American Airlines says Flight 31 had 181 passengers and six crew members aboard.
New Mexico Unemployment Rate Remains At 6.7 Percent - Associated Press
New Mexico's seasonally adjusted unemployment rate was 6.7 percent in April, the same as March.
A year ago, the state's unemployment rate was 6.6 percent.
The state Department of Workforce Solutions reports that New Mexico's economy added 7,400 jobs between April 2016 and last month.
Six industries added jobs, six posted losses and one was unchanged from March.
Private-sector industries were up 9,000 jobs, representing the largest gain since June 2015.
Leisure and hospitality, which includes accommodation and food services, added 3,300 jobs.
Local government shed 1,600 jobs from March to April while manufacturing was down 900 jobs.
Bernalillo County, the state's most populous county, had a 5.4 percent unemployment rate in April. That was down from 5.8 percent in March.
Las Cruces Police: 3 Men Wounded In Shooting At Residence - Associated Press
Las Cruces says a late-night shooting at a residence left three men wounded.
Police say two of the men are hospitalized in critical condition after being shot multiple times Thursday night and that the third wounded man's injuries aren't life-threatening.
Police spokesman Dan Trujillo says circumstances of the shooting remain under investigation but he says police aren't seeking any suspects at this time.
Identities weren't released.
3 Accused Of Operating A Sex Trafficking Ring In Albuquerque - Associated Press
Federal authorities have accused two men and a woman of operating a sex trafficking ring in Albuquerque.
Prosecutors say 34-year-old Cornelius Galloway, 28-year-old Matthew Woods and 43-year-old Danielle Galloway were indicted on charges of commercial sex trafficking, commercial sex trafficking of a minor and conspiracy.
Woods also has been indicted for attempting to recruit a victim.
Cornelius Galloway allegedly ran the sex trafficking organization that started last October.
Prosecutors say two unidentified members of the conspiracy killed two people in January "because their activities were contrary to the objectives of the criminal sex trafficking organization."
Danielle Holloway pleaded not guilty to the charges Thursday and was ordered detained pending her trial.
Cornelius Galloway remains detained pending May 22 arraignment and detention hearings.
Woods is facing a May 30 arraignment hearing.
Expert Finds High Alcohol Use In New Mexico 2014 Murder Case - Associated Press
An expert believes a former New Mexico deputy had a blood-alcohol level three times the legal driving limit the night he allegedly killed his partner.
Las Cruces Sun-News reports psychologist Cecile Marczinski gave her testimony at Tai Chan's retrial on Thursday.
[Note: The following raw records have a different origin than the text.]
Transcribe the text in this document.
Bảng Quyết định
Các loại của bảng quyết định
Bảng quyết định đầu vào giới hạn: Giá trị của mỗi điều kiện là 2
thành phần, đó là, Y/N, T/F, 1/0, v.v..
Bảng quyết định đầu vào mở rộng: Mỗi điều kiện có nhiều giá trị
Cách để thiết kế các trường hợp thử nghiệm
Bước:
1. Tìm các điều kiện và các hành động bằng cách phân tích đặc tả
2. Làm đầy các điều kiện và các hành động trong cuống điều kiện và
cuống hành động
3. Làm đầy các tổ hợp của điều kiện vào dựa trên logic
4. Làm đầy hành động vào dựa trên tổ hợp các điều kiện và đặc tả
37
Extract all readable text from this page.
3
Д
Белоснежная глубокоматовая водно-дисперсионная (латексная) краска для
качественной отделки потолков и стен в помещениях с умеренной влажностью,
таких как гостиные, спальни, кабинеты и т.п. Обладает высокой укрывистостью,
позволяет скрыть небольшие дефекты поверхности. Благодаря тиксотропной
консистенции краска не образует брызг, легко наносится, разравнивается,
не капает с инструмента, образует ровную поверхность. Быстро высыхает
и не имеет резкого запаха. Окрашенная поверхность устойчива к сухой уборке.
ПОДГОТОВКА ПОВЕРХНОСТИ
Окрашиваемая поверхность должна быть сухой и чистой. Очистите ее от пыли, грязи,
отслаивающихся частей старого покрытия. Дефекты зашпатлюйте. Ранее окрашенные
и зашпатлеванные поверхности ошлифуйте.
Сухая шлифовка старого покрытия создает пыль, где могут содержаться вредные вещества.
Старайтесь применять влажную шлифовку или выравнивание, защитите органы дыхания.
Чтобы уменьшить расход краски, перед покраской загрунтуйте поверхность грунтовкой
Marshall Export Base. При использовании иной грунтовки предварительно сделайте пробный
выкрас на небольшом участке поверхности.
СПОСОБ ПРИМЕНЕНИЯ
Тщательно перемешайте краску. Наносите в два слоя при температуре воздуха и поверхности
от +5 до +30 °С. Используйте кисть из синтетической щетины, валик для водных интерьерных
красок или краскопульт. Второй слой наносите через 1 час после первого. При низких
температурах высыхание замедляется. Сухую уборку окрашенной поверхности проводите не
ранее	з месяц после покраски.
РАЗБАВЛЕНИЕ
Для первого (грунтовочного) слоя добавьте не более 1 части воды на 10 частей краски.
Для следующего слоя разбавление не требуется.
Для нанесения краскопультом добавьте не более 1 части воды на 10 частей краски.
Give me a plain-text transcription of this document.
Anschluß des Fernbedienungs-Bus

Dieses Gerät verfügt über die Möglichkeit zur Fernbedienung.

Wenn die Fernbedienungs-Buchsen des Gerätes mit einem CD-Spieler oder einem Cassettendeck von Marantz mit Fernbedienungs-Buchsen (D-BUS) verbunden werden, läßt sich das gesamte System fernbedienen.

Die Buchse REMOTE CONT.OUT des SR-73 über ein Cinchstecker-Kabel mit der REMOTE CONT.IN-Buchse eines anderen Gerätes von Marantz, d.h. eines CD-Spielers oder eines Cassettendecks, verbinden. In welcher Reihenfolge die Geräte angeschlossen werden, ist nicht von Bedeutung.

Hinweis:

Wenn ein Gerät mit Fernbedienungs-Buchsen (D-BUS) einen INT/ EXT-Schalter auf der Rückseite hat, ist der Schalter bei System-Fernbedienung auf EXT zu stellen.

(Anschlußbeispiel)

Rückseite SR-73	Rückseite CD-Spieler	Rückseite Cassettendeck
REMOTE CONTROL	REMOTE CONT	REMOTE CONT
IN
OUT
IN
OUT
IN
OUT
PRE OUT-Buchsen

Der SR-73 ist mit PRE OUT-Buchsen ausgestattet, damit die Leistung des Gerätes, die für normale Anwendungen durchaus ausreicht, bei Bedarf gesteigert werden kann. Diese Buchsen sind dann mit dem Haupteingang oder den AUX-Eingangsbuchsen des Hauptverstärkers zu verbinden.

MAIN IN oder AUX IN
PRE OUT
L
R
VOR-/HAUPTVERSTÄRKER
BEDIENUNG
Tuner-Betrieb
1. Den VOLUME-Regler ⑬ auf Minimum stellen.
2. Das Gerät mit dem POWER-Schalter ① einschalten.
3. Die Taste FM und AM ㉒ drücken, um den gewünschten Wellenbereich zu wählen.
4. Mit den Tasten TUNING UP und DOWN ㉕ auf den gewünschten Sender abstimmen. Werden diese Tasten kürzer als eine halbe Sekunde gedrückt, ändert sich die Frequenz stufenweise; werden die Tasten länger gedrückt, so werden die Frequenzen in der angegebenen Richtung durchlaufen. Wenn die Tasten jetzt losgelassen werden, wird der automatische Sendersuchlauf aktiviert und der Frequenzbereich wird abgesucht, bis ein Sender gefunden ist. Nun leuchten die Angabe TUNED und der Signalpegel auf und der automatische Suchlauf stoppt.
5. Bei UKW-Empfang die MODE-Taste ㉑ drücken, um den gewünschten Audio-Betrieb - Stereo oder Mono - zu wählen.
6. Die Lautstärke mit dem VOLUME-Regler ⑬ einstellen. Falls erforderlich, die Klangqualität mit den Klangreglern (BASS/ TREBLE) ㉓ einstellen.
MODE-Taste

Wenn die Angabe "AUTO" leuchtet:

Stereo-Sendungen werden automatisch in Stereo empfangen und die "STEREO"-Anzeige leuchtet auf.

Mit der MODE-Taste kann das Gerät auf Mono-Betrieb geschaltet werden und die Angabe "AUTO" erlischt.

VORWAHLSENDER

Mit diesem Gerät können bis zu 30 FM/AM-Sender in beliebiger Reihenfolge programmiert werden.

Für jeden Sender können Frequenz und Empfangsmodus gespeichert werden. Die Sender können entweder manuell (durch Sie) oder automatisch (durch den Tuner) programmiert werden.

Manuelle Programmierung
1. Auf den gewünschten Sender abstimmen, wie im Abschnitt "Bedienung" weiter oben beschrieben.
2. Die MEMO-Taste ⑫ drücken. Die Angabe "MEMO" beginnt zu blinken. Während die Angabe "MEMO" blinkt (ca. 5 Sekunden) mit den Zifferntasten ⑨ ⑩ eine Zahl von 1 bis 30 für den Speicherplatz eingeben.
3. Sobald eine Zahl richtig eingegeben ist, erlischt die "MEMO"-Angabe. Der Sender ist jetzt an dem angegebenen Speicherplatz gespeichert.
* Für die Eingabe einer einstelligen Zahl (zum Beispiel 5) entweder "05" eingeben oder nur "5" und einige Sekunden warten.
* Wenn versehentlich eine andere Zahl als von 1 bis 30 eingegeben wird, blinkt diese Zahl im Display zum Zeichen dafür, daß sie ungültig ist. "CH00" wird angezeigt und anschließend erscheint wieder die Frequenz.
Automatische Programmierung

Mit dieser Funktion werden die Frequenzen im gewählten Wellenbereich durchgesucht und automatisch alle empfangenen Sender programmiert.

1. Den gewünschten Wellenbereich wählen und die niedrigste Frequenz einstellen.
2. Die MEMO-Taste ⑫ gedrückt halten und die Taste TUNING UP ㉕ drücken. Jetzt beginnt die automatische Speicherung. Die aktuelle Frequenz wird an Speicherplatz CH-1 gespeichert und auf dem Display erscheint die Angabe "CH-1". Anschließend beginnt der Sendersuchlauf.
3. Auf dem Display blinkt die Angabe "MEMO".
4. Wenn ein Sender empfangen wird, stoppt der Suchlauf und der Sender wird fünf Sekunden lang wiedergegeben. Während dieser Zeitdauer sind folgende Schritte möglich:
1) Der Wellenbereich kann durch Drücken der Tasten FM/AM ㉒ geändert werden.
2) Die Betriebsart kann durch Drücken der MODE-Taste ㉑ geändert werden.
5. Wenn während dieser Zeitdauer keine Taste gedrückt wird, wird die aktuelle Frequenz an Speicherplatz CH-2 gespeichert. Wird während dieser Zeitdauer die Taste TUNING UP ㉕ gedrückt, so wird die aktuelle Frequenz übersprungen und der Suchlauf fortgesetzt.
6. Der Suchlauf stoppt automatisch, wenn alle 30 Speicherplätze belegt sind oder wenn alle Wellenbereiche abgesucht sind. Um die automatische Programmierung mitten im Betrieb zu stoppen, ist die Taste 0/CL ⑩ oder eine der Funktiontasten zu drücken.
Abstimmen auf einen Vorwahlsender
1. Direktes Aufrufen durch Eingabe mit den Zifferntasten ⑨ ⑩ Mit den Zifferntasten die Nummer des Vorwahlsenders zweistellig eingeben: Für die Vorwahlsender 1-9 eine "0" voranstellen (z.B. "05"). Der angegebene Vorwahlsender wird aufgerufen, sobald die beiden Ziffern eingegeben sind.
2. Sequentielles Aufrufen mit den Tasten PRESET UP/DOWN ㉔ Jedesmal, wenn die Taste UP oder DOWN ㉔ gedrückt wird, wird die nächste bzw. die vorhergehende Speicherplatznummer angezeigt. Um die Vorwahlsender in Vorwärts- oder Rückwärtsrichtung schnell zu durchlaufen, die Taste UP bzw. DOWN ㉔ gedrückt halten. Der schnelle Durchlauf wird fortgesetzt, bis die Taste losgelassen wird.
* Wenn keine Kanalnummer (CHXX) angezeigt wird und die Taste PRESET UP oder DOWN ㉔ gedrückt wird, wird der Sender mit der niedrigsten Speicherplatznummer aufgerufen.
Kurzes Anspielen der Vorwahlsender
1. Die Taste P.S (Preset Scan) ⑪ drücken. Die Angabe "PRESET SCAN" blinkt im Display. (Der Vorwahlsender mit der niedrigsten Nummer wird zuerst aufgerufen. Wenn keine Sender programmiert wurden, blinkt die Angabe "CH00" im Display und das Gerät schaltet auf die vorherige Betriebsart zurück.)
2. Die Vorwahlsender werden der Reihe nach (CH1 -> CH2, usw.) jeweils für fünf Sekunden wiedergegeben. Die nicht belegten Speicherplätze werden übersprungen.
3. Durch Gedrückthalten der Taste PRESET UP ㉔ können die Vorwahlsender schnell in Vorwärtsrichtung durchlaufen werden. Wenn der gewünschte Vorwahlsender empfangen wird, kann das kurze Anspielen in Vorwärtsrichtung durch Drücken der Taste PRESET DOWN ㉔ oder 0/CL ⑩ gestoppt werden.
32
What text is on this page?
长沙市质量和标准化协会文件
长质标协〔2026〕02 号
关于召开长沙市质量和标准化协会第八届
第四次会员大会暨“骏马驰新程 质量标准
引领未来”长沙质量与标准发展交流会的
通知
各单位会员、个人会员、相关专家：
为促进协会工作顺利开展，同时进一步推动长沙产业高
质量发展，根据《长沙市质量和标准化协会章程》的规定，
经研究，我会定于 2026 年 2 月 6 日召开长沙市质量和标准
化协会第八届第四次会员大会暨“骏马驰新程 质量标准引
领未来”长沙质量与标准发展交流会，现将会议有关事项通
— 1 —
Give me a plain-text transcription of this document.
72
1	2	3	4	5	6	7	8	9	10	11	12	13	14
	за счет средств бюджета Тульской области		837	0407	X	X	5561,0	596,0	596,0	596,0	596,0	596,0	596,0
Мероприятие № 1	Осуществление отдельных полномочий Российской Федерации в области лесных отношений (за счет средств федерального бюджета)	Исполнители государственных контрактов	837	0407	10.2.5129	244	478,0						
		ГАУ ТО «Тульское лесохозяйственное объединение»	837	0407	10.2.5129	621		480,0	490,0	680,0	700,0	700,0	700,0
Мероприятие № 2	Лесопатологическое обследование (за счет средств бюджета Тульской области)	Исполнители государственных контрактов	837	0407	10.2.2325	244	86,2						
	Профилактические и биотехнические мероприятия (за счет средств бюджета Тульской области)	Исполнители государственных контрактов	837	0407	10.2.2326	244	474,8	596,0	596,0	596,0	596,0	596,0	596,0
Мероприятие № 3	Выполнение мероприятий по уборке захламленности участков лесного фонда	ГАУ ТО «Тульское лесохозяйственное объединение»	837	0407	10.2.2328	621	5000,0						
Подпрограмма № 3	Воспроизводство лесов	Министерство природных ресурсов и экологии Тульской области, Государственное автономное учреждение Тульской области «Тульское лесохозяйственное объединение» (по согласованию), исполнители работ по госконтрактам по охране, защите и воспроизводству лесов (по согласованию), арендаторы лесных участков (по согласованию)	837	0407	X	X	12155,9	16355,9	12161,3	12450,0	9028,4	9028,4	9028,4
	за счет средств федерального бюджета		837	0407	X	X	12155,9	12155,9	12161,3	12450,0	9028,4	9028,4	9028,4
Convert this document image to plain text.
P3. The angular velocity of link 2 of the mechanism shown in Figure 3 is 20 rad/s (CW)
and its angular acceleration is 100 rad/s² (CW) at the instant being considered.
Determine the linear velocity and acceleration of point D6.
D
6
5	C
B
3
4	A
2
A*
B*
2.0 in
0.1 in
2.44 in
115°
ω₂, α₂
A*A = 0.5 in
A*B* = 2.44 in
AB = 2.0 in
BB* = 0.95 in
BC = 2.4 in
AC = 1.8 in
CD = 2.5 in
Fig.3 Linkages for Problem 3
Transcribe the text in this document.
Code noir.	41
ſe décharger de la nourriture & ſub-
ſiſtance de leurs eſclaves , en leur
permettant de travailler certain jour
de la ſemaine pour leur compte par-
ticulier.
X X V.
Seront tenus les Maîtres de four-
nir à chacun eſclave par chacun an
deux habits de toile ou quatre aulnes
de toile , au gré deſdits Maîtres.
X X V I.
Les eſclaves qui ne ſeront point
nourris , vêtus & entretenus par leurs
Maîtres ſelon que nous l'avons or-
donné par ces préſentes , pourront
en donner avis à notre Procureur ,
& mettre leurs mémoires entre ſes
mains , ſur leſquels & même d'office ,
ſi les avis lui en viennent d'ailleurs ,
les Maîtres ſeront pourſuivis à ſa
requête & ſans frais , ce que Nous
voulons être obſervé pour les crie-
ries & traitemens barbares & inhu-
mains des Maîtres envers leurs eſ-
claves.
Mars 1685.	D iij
Chan is accused of murder in Jeremy Martin's 2014 death.
Marczinski says she calculated Chan's blood-alcohol level from that night by using receipts, witness statements, his body weight and an accepted scientific formula.
She thinks Chan most likely had a blood-alcohol level of 0.24 grams per 100 milliliters — three times higher than the legal limit for driving.
The report says Marczinski's calculation was necessary because Chan's blood-alcohol level was not measured the night of the shooting.